AmosJoseph opened this issue · comments

Hi, it's exciting to find this nice python library for Bayesian deep neural network!

I convert an existing deterministic deep neural network (dnn, with good accuracy) model to Bayesian deep neural network (bnn) model. Below is the code:

from sklearn.metrics import mean_squared_error, r2_score
import torch
from bayesian_torch.models.dnn_to_bnn import dnn_to_bnn, get_kl_loss

const_bnn_prior_parameters = {
"prior_mu": 0.0,
"prior_sigma": 1.0,
"posterior_mu_init": 0.0,
"posterior_rho_init": -3.0,
"type": "Reparameterization", # Flipout or Reparameterization
"moped_enable": False, # True to initialize mu/sigma from the pretrained dnn weights
"moped_delta": 0.5,
}

model = Net()
dnn_to_bnn(model, const_bnn_prior_parameters)

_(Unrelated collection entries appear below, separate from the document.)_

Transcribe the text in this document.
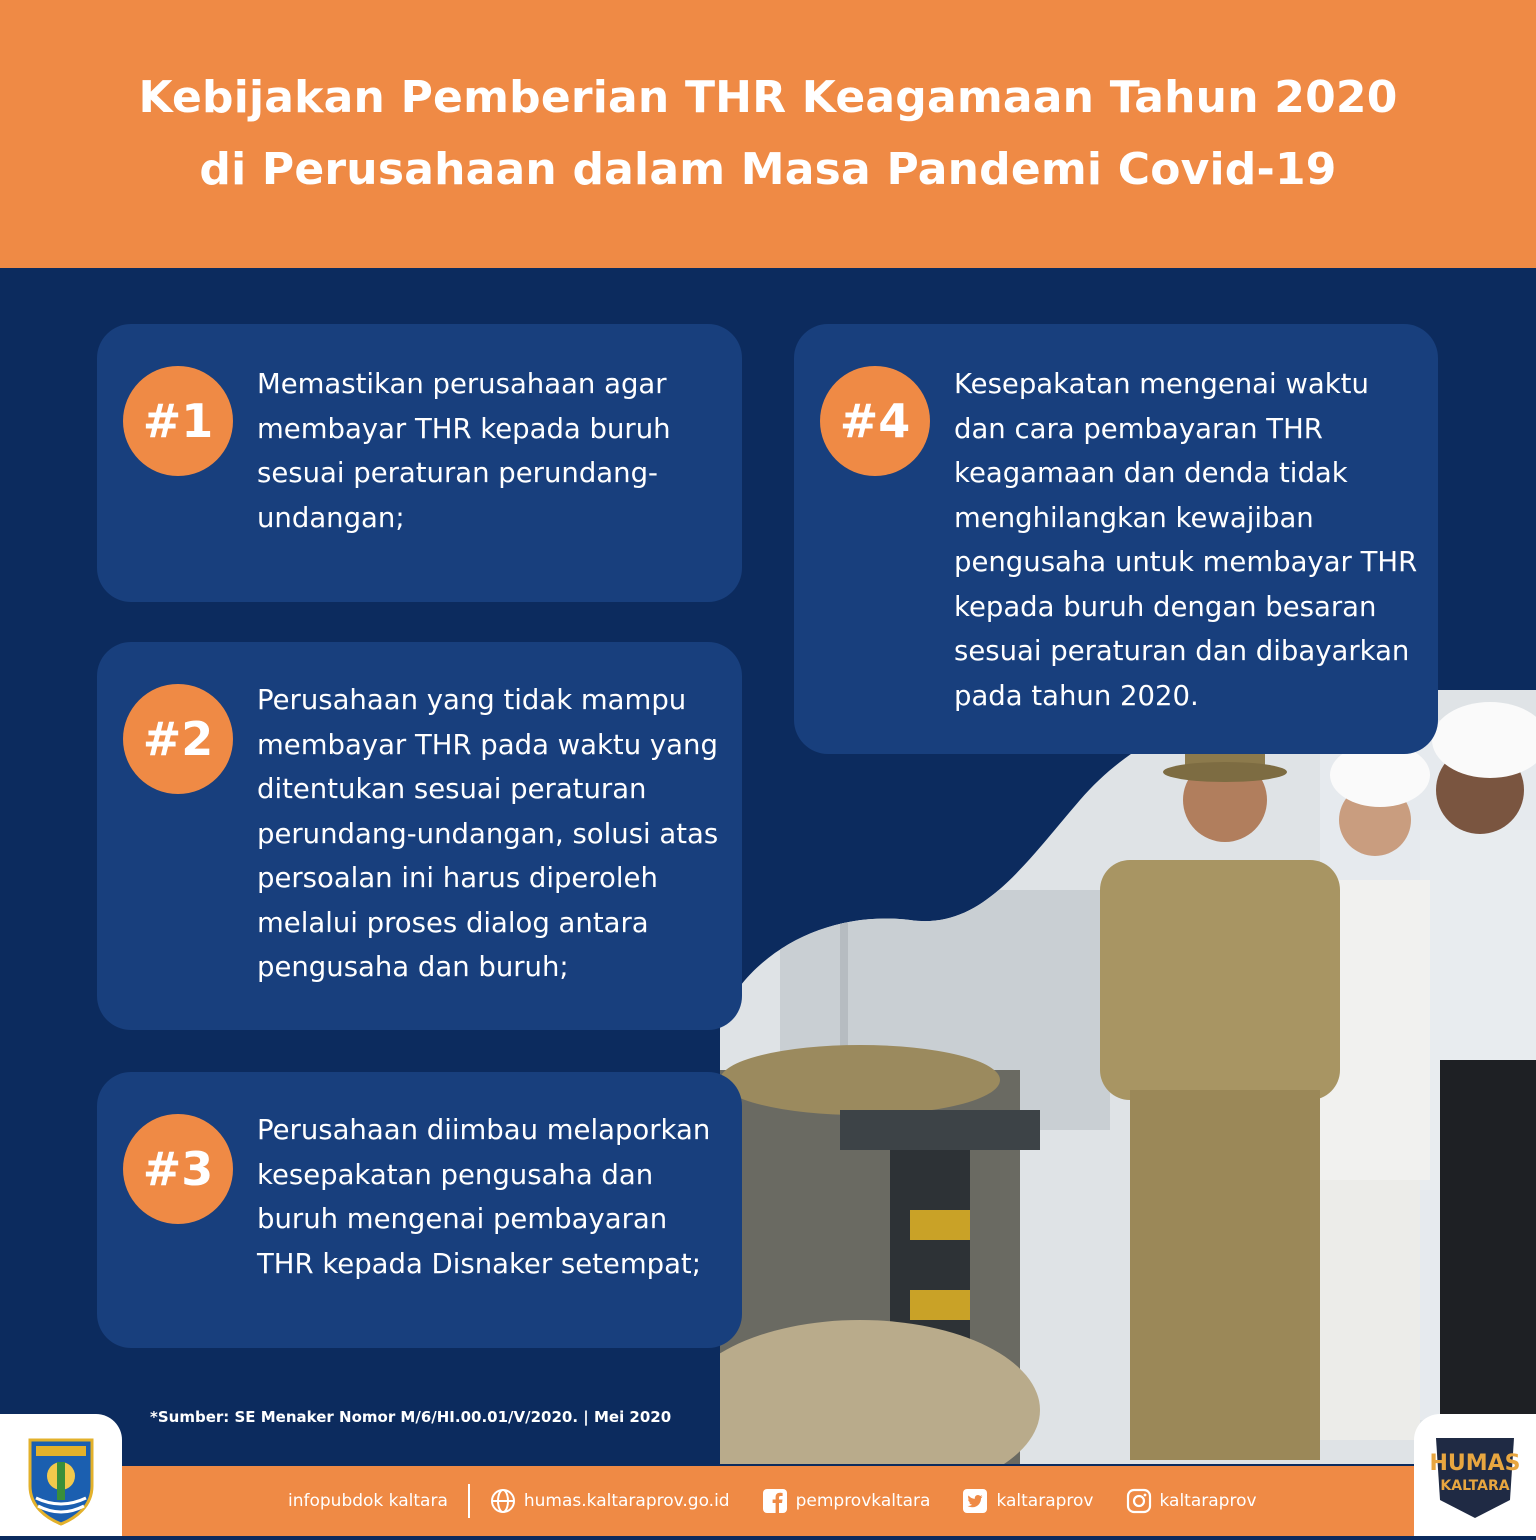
Kebijakan Pemberian THR Keagamaan Tahun 2020
di Perusahaan dalam Masa Pandemi Covid-19
#1
Memastikan perusahaan agar
membayar THR kepada buruh
sesuai peraturan perundang-
undangan;
#2
Perusahaan yang tidak mampu
membayar THR pada waktu yang
ditentukan sesuai peraturan
perundang-undangan, solusi atas
persoalan ini harus diperoleh
melalui proses dialog antara
pengusaha dan buruh;
#3
Perusahaan diimbau melaporkan
kesepakatan pengusaha dan
buruh mengenai pembayaran
THR kepada Disnaker setempat;
#4
Kesepakatan mengenai waktu
dan cara pembayaran THR
keagamaan dan denda tidak
menghilangkan kewajiban
pengusaha untuk membayar THR
kepada buruh dengan besaran
sesuai peraturan dan dibayarkan
pada tahun 2020.
*Sumber: SE Menaker Nomor M/6/HI.00.01/V/2020. | Mei 2020
infopubdok kaltara	humas.kaltaraprov.go.id	pemprovkaltara	kaltaraprov	kaltaraprov
HUMAS
KALTARA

criterion = torch.nn.MSELoss()
optimizer = torch.optim.Adam(model.parameters(), 0.0001)

output = model(X_train)
kl = get_kl_loss(model)
ce_loss = criterion(output, y_train)
loss = ce_loss + kl / 20

loss.backward()
optimizer.step()

predictions_mc = []

for _ in range(10000):
output = model(X_test)
predictions_mc.append(output)

predictions_ = torch.stack(predictions_mc)
predictive_mean = torch.mean(predictions_, dim=0)
predictive_std = torch.std(predictions_, dim=0)

print("Mean squared error: %.2f" % mean_squared_error(y_test, predictive_mean.detach().numpy()))
print("R2 score : %.2f" % r2_score(y_test, predictive_mean.detach().numpy()))

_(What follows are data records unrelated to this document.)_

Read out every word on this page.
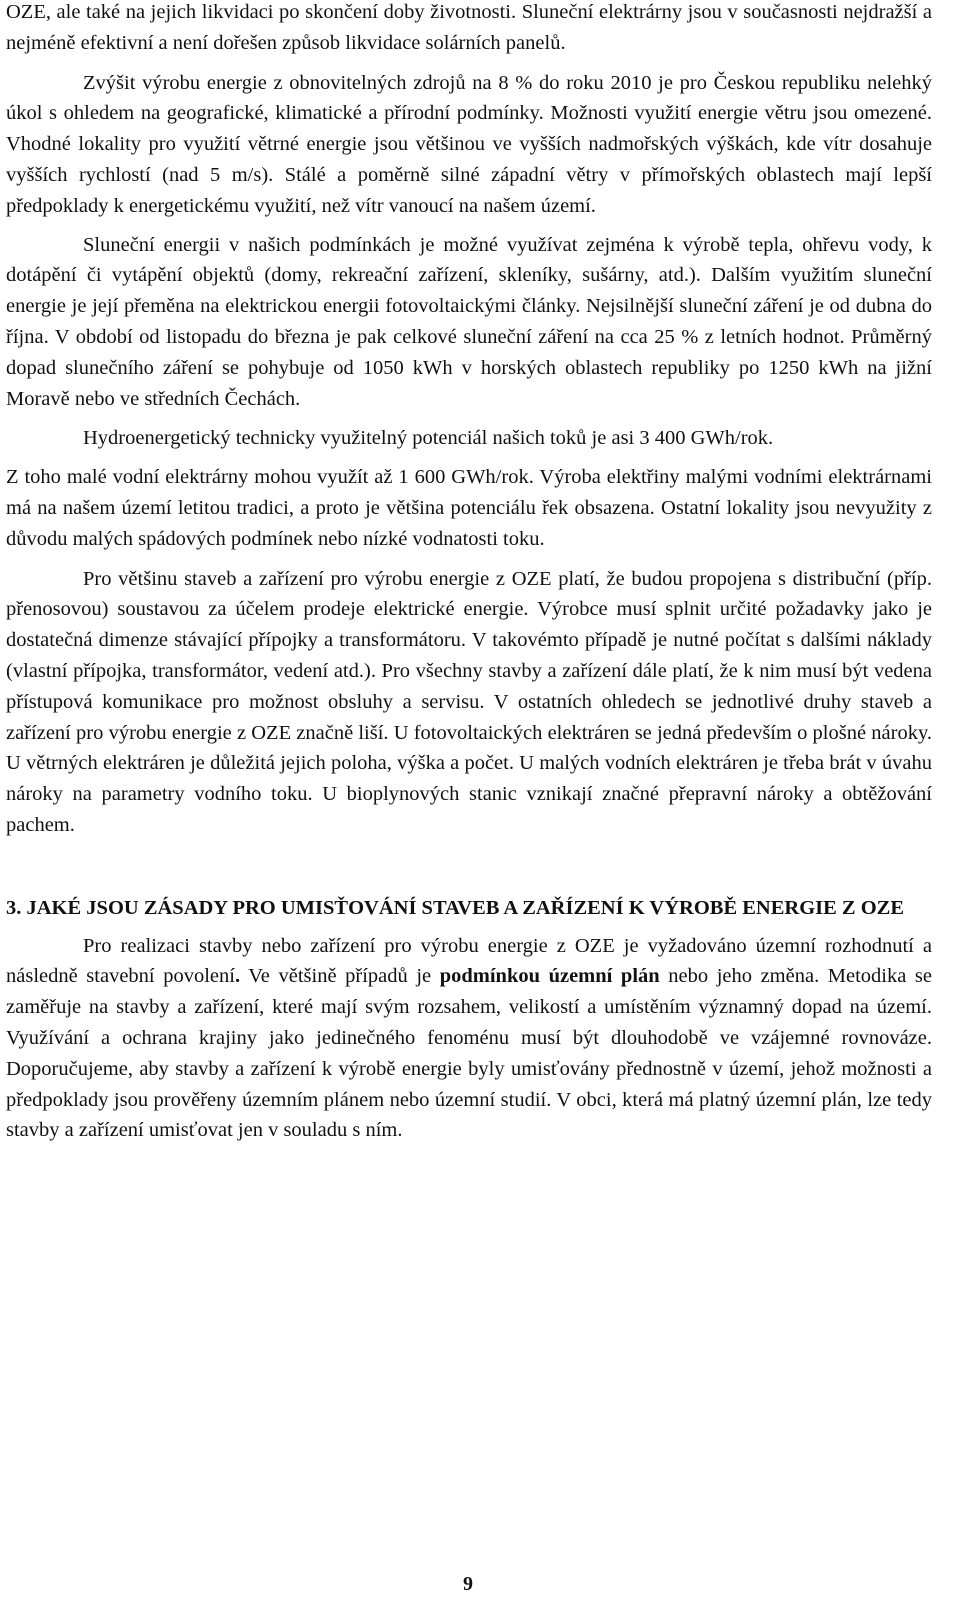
OZE, ale také na jejich likvidaci po skončení doby životnosti. Sluneční elektrárny jsou v současnosti nejdražší a nejméně efektivní a není dořešen způsob likvidace solárních panelů.

Zvýšit výrobu energie z obnovitelných zdrojů na 8 % do roku 2010 je pro Českou republiku nelehký úkol s ohledem na geografické, klimatické a přírodní podmínky. Možnosti využití energie větru jsou omezené. Vhodné lokality pro využití větrné energie jsou většinou ve vyšších nadmořských výškách, kde vítr dosahuje vyšších rychlostí (nad 5 m/s). Stálé a poměrně silné západní větry v přímořských oblastech mají lepší předpoklady k energetickému využití, než vítr vanoucí na našem území.

Sluneční energii v našich podmínkách je možné využívat zejména k výrobě tepla, ohřevu vody, k dotápění či vytápění objektů (domy, rekreační zařízení, skleníky, sušárny, atd.). Dalším využitím sluneční energie je její přeměna na elektrickou energii fotovoltaickými články. Nejsilnější sluneční záření je od dubna do října. V období od listopadu do března je pak celkové sluneční záření na cca 25 % z letních hodnot. Průměrný dopad slunečního záření se pohybuje od 1050 kWh v horských oblastech republiky po 1250 kWh na jižní Moravě nebo ve středních Čechách.

Hydroenergetický technicky využitelný potenciál našich toků je asi 3 400 GWh/rok.

Z toho malé vodní elektrárny mohou využít až 1 600 GWh/rok. Výroba elektřiny malými vodními elektrárnami má na našem území letitou tradici, a proto je většina potenciálu řek obsazena. Ostatní lokality jsou nevyužity z důvodu malých spádových podmínek nebo nízké vodnatosti toku.

Pro většinu staveb a zařízení pro výrobu energie z OZE platí, že budou propojena s distribuční (příp. přenosovou) soustavou za účelem prodeje elektrické energie. Výrobce musí splnit určité požadavky jako je dostatečná dimenze stávající přípojky a transformátoru. V takovémto případě je nutné počítat s dalšími náklady (vlastní přípojka, transformátor, vedení atd.). Pro všechny stavby a zařízení dále platí, že k nim musí být vedena přístupová komunikace pro možnost obsluhy a servisu. V ostatních ohledech se jednotlivé druhy staveb a zařízení pro výrobu energie z OZE značně liší. U fotovoltaických elektráren se jedná především o plošné nároky. U větrných elektráren je důležitá jejich poloha, výška a počet. U malých vodních elektráren je třeba brát v úvahu nároky na parametry vodního toku. U bioplynových stanic vznikají značné přepravní nároky a obtěžování pachem.

3. JAKÉ JSOU ZÁSADY PRO UMISŤOVÁNÍ STAVEB A ZAŘÍZENÍ K VÝROBĚ ENERGIE Z OZE

Pro realizaci stavby nebo zařízení pro výrobu energie z OZE je vyžadováno územní rozhodnutí a následně stavební povolení. Ve většině případů je podmínkou územní plán nebo jeho změna. Metodika se zaměřuje na stavby a zařízení, které mají svým rozsahem, velikostí a umístěním významný dopad na území. Využívání a ochrana krajiny jako jedinečného fenoménu musí být dlouhodobě ve vzájemné rovnováze. Doporučujeme, aby stavby a zařízení k výrobě energie byly umisťovány přednostně v území, jehož možnosti a předpoklady jsou prověřeny územním plánem nebo územní studií. V obci, která má platný územní plán, lze tedy stavby a zařízení umisťovat jen v souladu s ním.

9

from bayesian_torch.utils.util import predictive_entropy, mutual_information

predictive_uncertainty = predictive_entropy(predictions_.data.cpu().numpy())
model_uncertainty = mutual_information(predictions_.data.cpu().numpy())

Running output as below:
Mean squared error: 6.66
R2 score : -1.72
D:\anaconda3\envs\xxx\lib\site-packages\bayesian_torch\utils\util.py:42: RuntimeWarning: invalid value encountered in log
return -1 * np.sum(prob * np.log(prob + 1e-15), axis=-1)

But what's wrong? Could you please give some advice?

Best regards!

@AmosJoseph The predictive_entropy and mutual_information are uncertainty metrics for classification task (requires a list of probabilities that sum to 1), and are not not applicable for regression model. You may consider using variance/std to estimate uncertainty i.e. np.var(predictions_.data.cpu().numpy()).
I hope this helps.

Many thanks for your help! There is something wrong, R2 score : -1.72. Please see the code:
bnnCode.txt

Could you give an example for regression?

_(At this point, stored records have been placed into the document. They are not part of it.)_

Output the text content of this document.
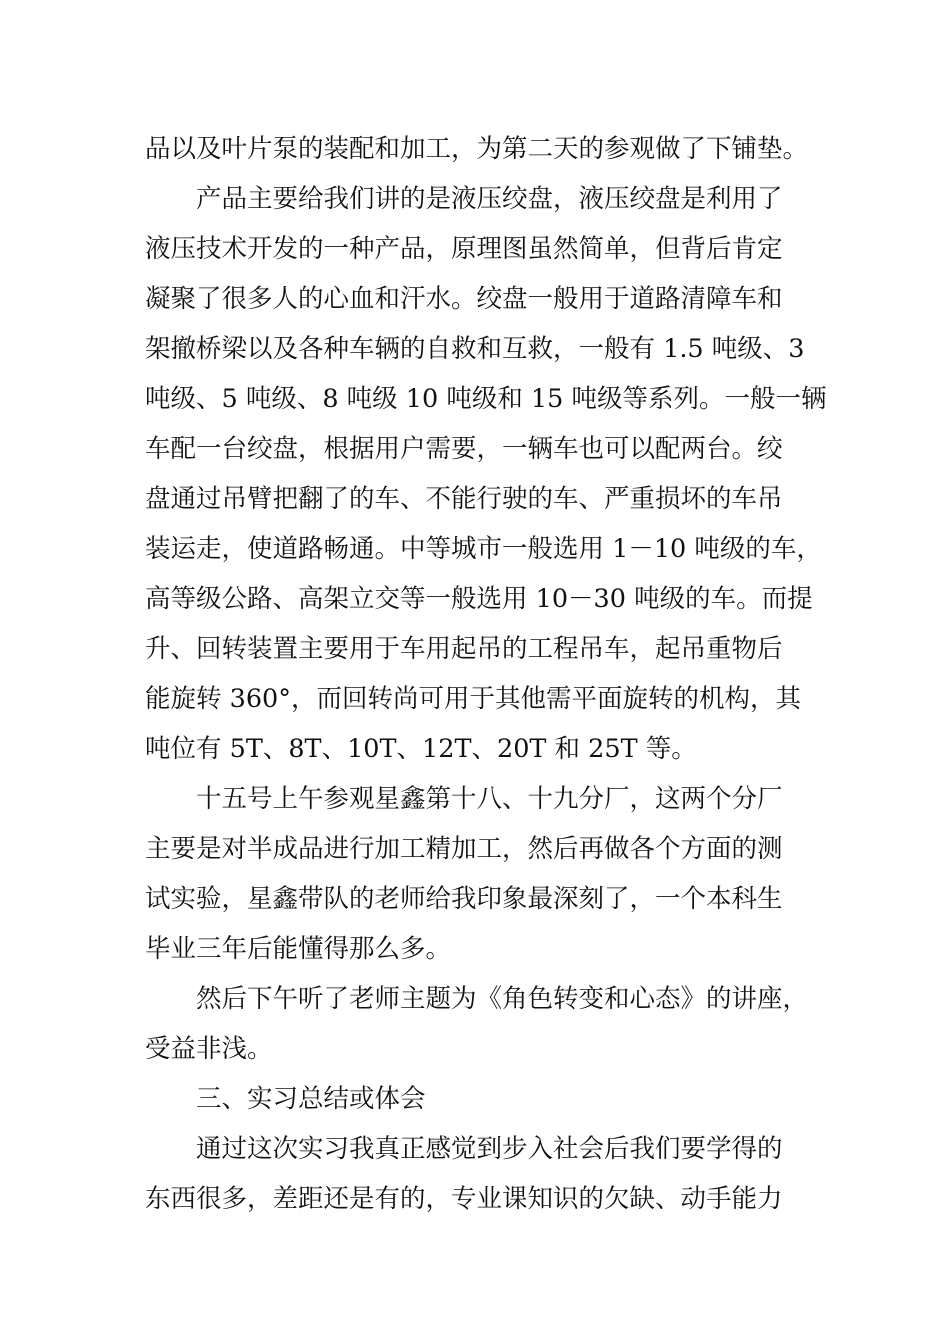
品以及叶片泵的装配和加工，为第二天的参观做了下铺垫。
　　产品主要给我们讲的是液压绞盘，液压绞盘是利用了
液压技术开发的一种产品，原理图虽然简单，但背后肯定
凝聚了很多人的心血和汗水。绞盘一般用于道路清障车和
架撤桥梁以及各种车辆的自救和互救，一般有 1.5 吨级、3
吨级、5 吨级、8 吨级 10 吨级和 15 吨级等系列。一般一辆
车配一台绞盘，根据用户需要，一辆车也可以配两台。绞
盘通过吊臂把翻了的车、不能行驶的车、严重损坏的车吊
装运走，使道路畅通。中等城市一般选用 1－10 吨级的车，
高等级公路、高架立交等一般选用 10－30 吨级的车。而提
升、回转装置主要用于车用起吊的工程吊车，起吊重物后
能旋转 360°，而回转尚可用于其他需平面旋转的机构，其
吨位有 5T、8T、10T、12T、20T 和 25T 等。
　　十五号上午参观星鑫第十八、十九分厂，这两个分厂
主要是对半成品进行加工精加工，然后再做各个方面的测
试实验，星鑫带队的老师给我印象最深刻了，一个本科生
毕业三年后能懂得那么多。
　　然后下午听了老师主题为《角色转变和心态》的讲座，
受益非浅。
　　三、实习总结或体会
　　通过这次实习我真正感觉到步入社会后我们要学得的
东西很多，差距还是有的，专业课知识的欠缺、动手能力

And what's the recommended number of mc_run, at least 1e5?

Best!

@AmosJoseph Based on the code snippet that you've shared, it is not clear how many epochs you are training the model and if the training has converged. Can you check the training convergence with MSE loss vs epochs?

MC samples depends on your dataset and model. Typically you can start between 10-100 and see if that helps.